Tear glands are made up of several kinds of cells. The lab-grown glands out of the Netherlands are made up of just one type, ductal, and cry in response to chemical stimuli such as noradrenaline, a neurotransmitter that sends a message from our neurons to our tear glands.  

The cells shed tears on the inside of the organoid, causing it to balloon up. 


Marie Bannier-Hélaouët/Hubrecht Institute

“Our eyes are always wet, as are the tear glands in a dish,” Bannier-Hélaouët says of the artificial glands. Bannier-Hélaouët works in molecular biologist Hans Clevers’ lab, which focuses on creating organoids for disease modeling and has previously re-created snake venom glands and mice tear glands. 

It’s not like you’d walk into Clevers’ lab and see big tear-shaped drops floating in jars.
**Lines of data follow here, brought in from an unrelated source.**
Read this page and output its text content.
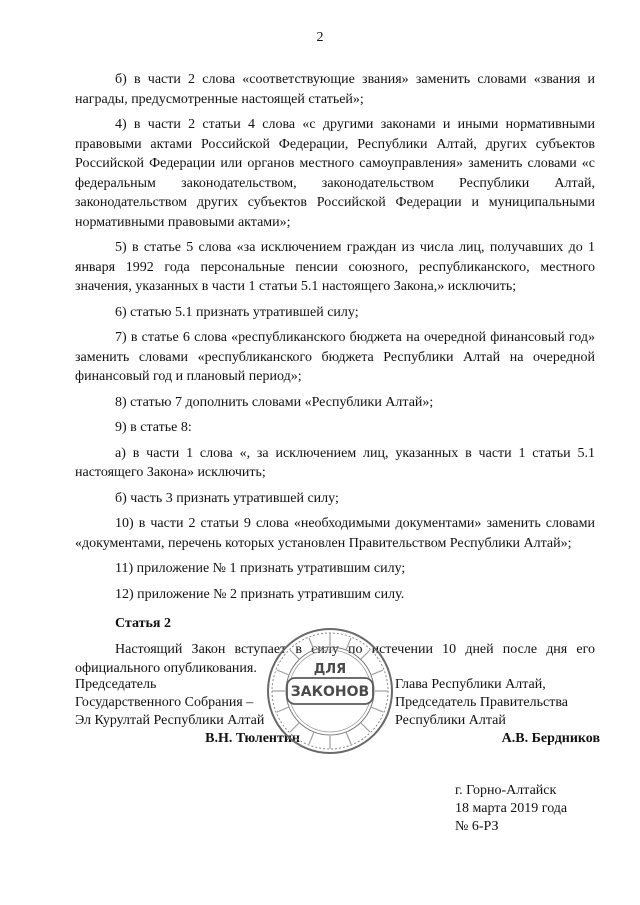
2

б) в части 2 слова «соответствующие звания» заменить словами «звания и награды, предусмотренные настоящей статьей»;

4) в части 2 статьи 4 слова «с другими законами и иными нормативными правовыми актами Российской Федерации, Республики Алтай, других субъектов Российской Федерации или органов местного самоуправления» заменить словами «с федеральным законодательством, законодательством Республики Алтай, законодательством других субъектов Российской Федерации и муниципальными нормативными правовыми актами»;

5) в статье 5 слова «за исключением граждан из числа лиц, получавших до 1 января 1992 года персональные пенсии союзного, республиканского, местного значения, указанных в части 1 статьи 5.1 настоящего Закона,» исключить;

6) статью 5.1 признать утратившей силу;

7) в статье 6 слова «республиканского бюджета на очередной финансовый год» заменить словами «республиканского бюджета Республики Алтай на очередной финансовый год и плановый период»;

8) статью 7 дополнить словами «Республики Алтай»;

9) в статье 8:

а) в части 1 слова «, за исключением лиц, указанных в части 1 статьи 5.1 настоящего Закона» исключить;

б) часть 3 признать утратившей силу;

10) в части 2 статьи 9 слова «необходимыми документами» заменить словами «документами, перечень которых установлен Правительством Республики Алтай»;

11) приложение № 1 признать утратившим силу;

12) приложение № 2 признать утратившим силу.

Статья 2

Настоящий Закон вступает в силу по истечении 10 дней после дня его официального опубликования.

Председатель
Государственного Собрания –
Эл Курултай Республики Алтай
В.Н. Тюлентин
ДЛЯ
ЗАКОНОВ Глава Республики Алтай,
Председатель Правительства
Республики Алтай
А.В. Бердников
г. Горно-Алтайск
18 марта 2019 года
№ 6-РЗ
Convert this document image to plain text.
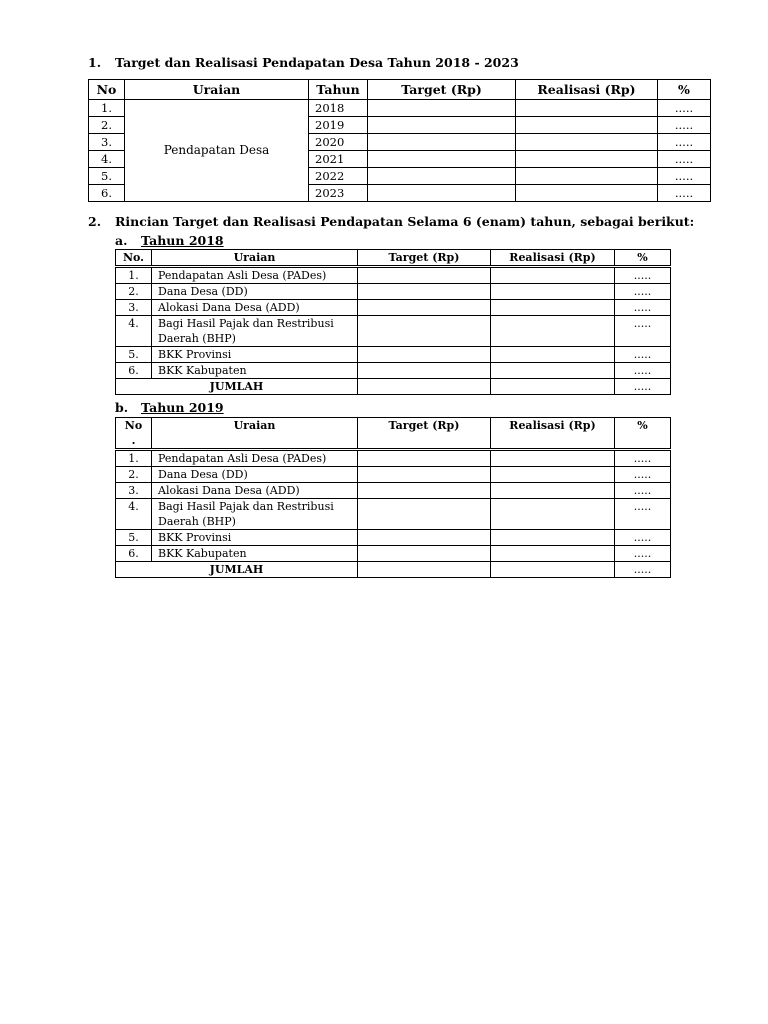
1. Target dan Realisasi Pendapatan Desa Tahun 2018 - 2023
No	Uraian	Tahun	Target (Rp)	Realisasi (Rp)	%
1.	Pendapatan Desa	2018			.....
2.		2019			.....
3.		2020			.....
4.		2021			.....
5.		2022			.....
6.		2023			.....
2. Rincian Target dan Realisasi Pendapatan Selama 6 (enam) tahun, sebagai berikut:
a. Tahun 2018
No.	Uraian	Target (Rp)	Realisasi (Rp)	%
1.	Pendapatan Asli Desa (PADes)			.....
2.	Dana Desa (DD)			.....
3.	Alokasi Dana Desa (ADD)			.....
4.	Bagi Hasil Pajak dan Restribusi
Daerah (BHP)			.....
5.	BKK Provinsi			.....
6.	BKK Kabupaten			.....
JUMLAH				.....
b. Tahun 2019
No
.	Uraian	Target (Rp)	Realisasi (Rp)	%
1.	Pendapatan Asli Desa (PADes)			.....
2.	Dana Desa (DD)			.....
3.	Alokasi Dana Desa (ADD)			.....
4.	Bagi Hasil Pajak dan Restribusi
Daerah (BHP)			.....
5.	BKK Provinsi			.....
6.	BKK Kabupaten			.....
JUMLAH				.....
The cells shed tears on the inside of the organoid, called the lumen. This causes the organoid to swell up like a balloon, with the size indicating how much tear production and secretion is going on. 

This isn’t the first time scientists have created human eye components from stem cells. In 2018, a team from John Hopkins University created eyeball parts in hopes of better understanding how and why we developed “trichromatic vision” — the ability to see in red, blue and green.

The Dutch researchers acknowledge limitations to their tear gland, as it’s comprised of just one of the main cell types found in the gland. They say they’d eventually like to grow a full tear gland from the broader array of cells that make it up, gaining an even more robust understanding of how we form tears.